Aparte de esos dos discos, existen algunas grabaciones –la mayoría de escasa calidad– en directo, de la primerísima época neoyorquina en la que tocaba y cantaba en locales como el Café Wha?, donde conoció a Dylan, o The Attic. En los últimos tiempos hay algunas señales de tímido resurgimiento de su figura: en 2018, la directora francesa Emmanuelle Antille estrenó A bright light: Karen and the process, disponible en Filmin. Más sustancioso que este poético y voluntarioso pero desvaído documental es el más reciente Karen Dalton: In my own time (2020), de Robert Yapkowitz y Richard Peete y con Wim Wenders entre sus productores. Existe también un disco homenaje a la artista, Remembering mountains: Unheard songs, en el que la antes citada Lucinda Williams, Isobel Campbell, Josephine Foster, Laurel Halo y Tara Jane O’Neil, entre otras, interpretan algunos de los poemas inéditos de Dalton que ella jamás llegó a cantar y que ocultó a todos como un tesoro privado.
Tras su retirada/expulsión del mundo de la música, Dalton dio tumbos de un lado a otro, atrapada en una espiral cada vez más lacerante de pobreza.

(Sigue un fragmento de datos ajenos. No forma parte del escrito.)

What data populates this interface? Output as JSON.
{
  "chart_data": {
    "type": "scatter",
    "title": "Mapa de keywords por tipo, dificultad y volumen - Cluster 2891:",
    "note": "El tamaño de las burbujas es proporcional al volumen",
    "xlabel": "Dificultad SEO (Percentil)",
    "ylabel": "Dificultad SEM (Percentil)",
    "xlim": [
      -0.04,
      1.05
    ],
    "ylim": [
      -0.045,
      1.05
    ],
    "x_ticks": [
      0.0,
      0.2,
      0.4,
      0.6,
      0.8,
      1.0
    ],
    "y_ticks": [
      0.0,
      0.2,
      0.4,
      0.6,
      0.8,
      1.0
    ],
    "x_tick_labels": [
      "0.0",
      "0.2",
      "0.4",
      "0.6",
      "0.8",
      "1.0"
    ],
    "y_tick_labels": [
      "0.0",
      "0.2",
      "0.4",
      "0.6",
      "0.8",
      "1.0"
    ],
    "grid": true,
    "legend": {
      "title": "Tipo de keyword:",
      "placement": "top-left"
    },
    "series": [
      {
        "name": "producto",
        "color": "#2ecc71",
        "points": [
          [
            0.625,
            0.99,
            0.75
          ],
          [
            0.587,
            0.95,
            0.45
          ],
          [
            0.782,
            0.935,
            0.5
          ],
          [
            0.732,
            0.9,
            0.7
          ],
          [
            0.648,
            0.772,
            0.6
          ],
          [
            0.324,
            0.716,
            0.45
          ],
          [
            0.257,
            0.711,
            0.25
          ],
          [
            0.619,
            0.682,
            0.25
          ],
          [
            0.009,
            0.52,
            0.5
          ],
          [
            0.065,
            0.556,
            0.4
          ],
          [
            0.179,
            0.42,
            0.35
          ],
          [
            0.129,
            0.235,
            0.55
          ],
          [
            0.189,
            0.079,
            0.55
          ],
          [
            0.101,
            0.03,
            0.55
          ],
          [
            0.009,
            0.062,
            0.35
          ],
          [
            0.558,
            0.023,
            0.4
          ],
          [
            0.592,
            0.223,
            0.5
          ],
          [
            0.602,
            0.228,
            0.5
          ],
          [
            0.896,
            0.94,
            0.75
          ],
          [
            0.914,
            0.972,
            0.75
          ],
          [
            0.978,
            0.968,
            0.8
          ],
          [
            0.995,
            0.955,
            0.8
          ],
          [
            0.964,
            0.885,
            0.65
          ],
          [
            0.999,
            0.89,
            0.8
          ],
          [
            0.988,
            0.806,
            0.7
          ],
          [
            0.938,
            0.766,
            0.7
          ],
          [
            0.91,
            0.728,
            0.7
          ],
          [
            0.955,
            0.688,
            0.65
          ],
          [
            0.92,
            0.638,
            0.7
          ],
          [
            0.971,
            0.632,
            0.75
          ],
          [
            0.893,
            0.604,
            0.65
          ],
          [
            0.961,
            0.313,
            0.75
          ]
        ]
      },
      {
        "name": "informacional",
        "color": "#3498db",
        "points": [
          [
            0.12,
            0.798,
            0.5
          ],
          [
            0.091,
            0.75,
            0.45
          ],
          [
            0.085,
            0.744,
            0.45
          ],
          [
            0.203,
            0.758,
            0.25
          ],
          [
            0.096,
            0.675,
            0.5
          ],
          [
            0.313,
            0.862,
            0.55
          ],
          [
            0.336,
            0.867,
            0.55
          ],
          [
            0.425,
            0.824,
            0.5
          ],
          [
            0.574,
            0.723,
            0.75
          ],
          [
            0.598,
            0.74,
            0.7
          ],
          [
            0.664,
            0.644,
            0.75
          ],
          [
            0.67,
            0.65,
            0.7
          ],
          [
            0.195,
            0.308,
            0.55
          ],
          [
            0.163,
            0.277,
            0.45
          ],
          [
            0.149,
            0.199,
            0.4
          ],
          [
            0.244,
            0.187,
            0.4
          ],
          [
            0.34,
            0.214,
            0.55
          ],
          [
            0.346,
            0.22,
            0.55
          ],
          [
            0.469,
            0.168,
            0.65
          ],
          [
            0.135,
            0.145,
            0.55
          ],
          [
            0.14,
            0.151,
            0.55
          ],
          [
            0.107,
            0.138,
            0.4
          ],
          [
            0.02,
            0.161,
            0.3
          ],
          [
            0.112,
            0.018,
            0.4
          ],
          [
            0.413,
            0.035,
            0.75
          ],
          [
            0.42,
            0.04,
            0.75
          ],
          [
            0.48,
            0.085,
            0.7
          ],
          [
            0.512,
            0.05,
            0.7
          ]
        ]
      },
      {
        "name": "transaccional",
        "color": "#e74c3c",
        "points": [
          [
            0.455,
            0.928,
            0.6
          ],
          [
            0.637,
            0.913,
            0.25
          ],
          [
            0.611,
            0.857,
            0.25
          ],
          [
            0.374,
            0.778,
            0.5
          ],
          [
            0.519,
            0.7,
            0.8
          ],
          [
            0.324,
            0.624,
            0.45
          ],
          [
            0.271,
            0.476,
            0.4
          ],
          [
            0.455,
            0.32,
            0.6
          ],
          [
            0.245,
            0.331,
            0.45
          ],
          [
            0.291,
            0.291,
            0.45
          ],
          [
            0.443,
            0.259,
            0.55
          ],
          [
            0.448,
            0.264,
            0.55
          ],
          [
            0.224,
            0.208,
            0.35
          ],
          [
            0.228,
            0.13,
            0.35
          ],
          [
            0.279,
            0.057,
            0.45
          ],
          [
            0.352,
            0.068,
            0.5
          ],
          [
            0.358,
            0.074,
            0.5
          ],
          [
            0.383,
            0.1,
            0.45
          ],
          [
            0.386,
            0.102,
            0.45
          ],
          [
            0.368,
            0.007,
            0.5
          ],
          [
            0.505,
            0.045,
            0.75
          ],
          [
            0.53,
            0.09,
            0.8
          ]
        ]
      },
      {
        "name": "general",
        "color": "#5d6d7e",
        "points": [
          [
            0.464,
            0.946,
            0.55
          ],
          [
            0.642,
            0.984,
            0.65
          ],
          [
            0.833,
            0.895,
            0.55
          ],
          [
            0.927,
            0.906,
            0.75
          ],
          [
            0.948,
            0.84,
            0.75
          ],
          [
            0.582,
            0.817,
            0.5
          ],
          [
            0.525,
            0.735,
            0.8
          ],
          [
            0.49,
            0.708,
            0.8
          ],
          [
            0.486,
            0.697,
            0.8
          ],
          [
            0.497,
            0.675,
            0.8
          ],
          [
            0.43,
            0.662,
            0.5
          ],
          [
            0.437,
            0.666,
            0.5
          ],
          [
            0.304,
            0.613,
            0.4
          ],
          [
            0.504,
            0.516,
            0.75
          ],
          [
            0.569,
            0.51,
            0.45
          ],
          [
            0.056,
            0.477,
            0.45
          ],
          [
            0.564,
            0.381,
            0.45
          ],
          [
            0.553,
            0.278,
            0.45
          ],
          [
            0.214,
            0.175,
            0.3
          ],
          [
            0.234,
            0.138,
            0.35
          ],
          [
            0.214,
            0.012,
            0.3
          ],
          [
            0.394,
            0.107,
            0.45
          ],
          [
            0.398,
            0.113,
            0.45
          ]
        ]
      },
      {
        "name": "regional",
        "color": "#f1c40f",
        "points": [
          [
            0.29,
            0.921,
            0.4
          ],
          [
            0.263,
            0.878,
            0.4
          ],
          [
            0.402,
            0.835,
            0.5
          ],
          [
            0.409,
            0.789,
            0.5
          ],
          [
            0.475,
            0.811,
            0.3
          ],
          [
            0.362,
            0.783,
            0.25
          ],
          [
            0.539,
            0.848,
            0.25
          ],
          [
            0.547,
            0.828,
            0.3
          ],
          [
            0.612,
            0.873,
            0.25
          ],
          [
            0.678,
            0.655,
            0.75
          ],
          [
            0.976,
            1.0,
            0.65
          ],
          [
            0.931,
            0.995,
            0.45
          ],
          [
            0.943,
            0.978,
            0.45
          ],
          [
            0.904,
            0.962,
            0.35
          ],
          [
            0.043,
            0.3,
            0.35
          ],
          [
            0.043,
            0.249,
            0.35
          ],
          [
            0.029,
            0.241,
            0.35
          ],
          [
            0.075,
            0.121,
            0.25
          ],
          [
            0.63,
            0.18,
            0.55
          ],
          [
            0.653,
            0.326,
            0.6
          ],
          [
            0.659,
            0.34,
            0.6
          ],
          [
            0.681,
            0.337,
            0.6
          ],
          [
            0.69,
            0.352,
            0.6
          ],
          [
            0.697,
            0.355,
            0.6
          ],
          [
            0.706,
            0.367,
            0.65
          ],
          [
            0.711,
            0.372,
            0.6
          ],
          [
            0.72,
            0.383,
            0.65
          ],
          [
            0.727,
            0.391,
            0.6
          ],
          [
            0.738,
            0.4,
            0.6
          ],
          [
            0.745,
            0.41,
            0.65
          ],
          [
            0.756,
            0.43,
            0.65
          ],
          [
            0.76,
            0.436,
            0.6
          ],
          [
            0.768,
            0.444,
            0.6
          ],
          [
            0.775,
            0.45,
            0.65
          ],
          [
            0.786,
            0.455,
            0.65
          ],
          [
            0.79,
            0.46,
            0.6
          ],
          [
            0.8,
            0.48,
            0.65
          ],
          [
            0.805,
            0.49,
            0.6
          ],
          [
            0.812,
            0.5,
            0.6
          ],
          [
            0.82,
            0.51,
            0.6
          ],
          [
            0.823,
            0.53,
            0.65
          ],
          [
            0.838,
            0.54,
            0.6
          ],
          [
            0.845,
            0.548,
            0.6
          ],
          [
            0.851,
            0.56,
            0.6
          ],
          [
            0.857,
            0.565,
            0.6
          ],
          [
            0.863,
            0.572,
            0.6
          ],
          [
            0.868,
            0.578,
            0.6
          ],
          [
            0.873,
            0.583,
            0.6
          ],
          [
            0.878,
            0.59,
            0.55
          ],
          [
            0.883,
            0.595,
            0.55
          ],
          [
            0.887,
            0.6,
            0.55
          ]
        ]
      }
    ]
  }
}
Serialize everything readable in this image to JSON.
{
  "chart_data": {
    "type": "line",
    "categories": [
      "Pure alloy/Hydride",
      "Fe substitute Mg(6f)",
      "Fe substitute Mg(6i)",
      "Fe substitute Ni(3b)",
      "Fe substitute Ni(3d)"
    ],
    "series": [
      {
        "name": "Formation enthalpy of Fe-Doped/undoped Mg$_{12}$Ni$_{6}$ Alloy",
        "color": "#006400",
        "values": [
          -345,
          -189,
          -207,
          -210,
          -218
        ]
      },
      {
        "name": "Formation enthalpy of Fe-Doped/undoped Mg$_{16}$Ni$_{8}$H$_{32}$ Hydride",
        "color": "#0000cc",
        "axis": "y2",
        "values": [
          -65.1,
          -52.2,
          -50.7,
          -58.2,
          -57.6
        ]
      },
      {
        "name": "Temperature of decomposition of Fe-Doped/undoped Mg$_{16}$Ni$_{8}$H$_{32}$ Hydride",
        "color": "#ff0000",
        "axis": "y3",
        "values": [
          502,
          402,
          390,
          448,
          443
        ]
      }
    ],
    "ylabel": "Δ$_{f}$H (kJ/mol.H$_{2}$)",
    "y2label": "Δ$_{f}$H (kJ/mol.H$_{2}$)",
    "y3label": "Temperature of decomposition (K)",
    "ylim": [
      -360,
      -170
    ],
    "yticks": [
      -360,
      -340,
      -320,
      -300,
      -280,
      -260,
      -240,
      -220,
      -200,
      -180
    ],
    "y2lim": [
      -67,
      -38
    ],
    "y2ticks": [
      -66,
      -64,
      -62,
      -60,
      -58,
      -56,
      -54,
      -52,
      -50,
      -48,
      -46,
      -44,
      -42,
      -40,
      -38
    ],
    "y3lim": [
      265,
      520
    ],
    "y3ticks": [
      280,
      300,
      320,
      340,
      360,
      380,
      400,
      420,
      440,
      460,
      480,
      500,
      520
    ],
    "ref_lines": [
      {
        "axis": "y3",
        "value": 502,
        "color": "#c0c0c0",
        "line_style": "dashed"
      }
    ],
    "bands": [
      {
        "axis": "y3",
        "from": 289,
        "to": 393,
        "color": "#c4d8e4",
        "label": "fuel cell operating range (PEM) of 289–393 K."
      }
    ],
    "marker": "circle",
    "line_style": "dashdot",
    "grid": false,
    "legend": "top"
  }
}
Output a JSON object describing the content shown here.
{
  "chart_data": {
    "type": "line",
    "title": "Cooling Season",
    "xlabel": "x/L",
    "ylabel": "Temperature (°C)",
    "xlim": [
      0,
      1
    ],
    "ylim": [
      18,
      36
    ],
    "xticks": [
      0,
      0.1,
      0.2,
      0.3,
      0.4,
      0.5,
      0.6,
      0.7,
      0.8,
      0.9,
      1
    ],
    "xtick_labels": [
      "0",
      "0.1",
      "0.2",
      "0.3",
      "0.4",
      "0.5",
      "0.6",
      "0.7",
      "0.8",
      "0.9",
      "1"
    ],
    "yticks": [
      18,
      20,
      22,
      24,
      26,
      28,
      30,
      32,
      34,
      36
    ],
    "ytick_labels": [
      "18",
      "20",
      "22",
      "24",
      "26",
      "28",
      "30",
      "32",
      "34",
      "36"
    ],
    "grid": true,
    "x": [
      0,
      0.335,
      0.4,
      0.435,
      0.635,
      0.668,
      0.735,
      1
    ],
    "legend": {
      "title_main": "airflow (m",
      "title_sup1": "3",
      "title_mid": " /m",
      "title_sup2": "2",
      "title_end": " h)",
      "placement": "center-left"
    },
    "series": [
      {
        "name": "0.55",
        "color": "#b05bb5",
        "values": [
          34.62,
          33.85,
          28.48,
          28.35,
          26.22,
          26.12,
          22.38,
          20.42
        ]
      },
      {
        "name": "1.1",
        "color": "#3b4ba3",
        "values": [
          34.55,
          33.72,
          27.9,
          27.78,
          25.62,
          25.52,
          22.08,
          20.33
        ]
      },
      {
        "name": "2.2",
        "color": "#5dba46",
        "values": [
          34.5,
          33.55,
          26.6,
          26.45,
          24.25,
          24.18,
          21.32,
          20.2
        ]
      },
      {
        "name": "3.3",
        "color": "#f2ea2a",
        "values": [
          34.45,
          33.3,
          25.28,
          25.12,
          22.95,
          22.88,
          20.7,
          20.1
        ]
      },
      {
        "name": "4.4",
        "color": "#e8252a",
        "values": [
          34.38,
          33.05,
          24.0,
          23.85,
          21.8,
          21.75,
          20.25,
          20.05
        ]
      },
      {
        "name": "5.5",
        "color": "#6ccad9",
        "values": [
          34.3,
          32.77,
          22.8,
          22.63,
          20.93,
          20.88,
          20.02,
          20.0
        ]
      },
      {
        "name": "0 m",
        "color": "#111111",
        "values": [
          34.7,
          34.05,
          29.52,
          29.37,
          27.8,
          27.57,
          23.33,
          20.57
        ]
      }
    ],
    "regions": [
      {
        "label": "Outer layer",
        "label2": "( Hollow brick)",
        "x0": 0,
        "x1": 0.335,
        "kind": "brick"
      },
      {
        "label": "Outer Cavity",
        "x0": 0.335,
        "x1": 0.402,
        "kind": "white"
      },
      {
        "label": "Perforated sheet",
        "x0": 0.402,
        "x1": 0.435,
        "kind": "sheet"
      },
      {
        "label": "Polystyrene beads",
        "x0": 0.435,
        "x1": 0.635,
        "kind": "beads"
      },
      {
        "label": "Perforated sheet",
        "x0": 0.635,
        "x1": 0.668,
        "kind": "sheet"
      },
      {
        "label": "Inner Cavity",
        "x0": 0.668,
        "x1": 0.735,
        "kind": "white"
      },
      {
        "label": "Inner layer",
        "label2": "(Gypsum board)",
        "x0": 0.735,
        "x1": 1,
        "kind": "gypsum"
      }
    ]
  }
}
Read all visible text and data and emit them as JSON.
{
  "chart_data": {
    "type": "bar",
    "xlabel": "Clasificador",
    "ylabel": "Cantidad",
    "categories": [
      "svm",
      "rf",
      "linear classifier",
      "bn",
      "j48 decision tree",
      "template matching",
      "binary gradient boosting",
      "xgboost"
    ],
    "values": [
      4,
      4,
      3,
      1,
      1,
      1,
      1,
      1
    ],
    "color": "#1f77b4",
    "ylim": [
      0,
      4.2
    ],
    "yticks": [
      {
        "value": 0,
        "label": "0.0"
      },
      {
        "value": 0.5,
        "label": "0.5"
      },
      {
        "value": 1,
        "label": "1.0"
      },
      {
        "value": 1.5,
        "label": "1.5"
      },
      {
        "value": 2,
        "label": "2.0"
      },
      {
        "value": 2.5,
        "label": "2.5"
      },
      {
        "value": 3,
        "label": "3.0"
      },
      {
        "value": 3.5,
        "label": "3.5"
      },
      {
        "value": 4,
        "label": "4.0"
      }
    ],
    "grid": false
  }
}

Cuando encontró techo, fue gracias a algún amigo que se encargó también de procurarle alimentos y otras atenciones básicas. Murió en 1993, no mucho antes de alcanzar los 56 años, debido a complicaciones del sida que había contraído. Algunos de los amigos que nunca la abandonaron cuentan que ella lamentaba con amargura que nadie quisiera acercarse a ella debido al estigma de la enfermedad. Una cosa es no querer participar del Gran Teatro Humano y otra, muy distinta, es que el mundo se olvide por completo de ti. Afortunadamente, quedan sus discos, que suponemos que a ella no le merecieron la pena que pasó, pero sí, absolutamente sí nuestro tiempo y nuestro reconocimiento: ahí había una cantante excepcional que las vicisitudes de su vida nos escatimó.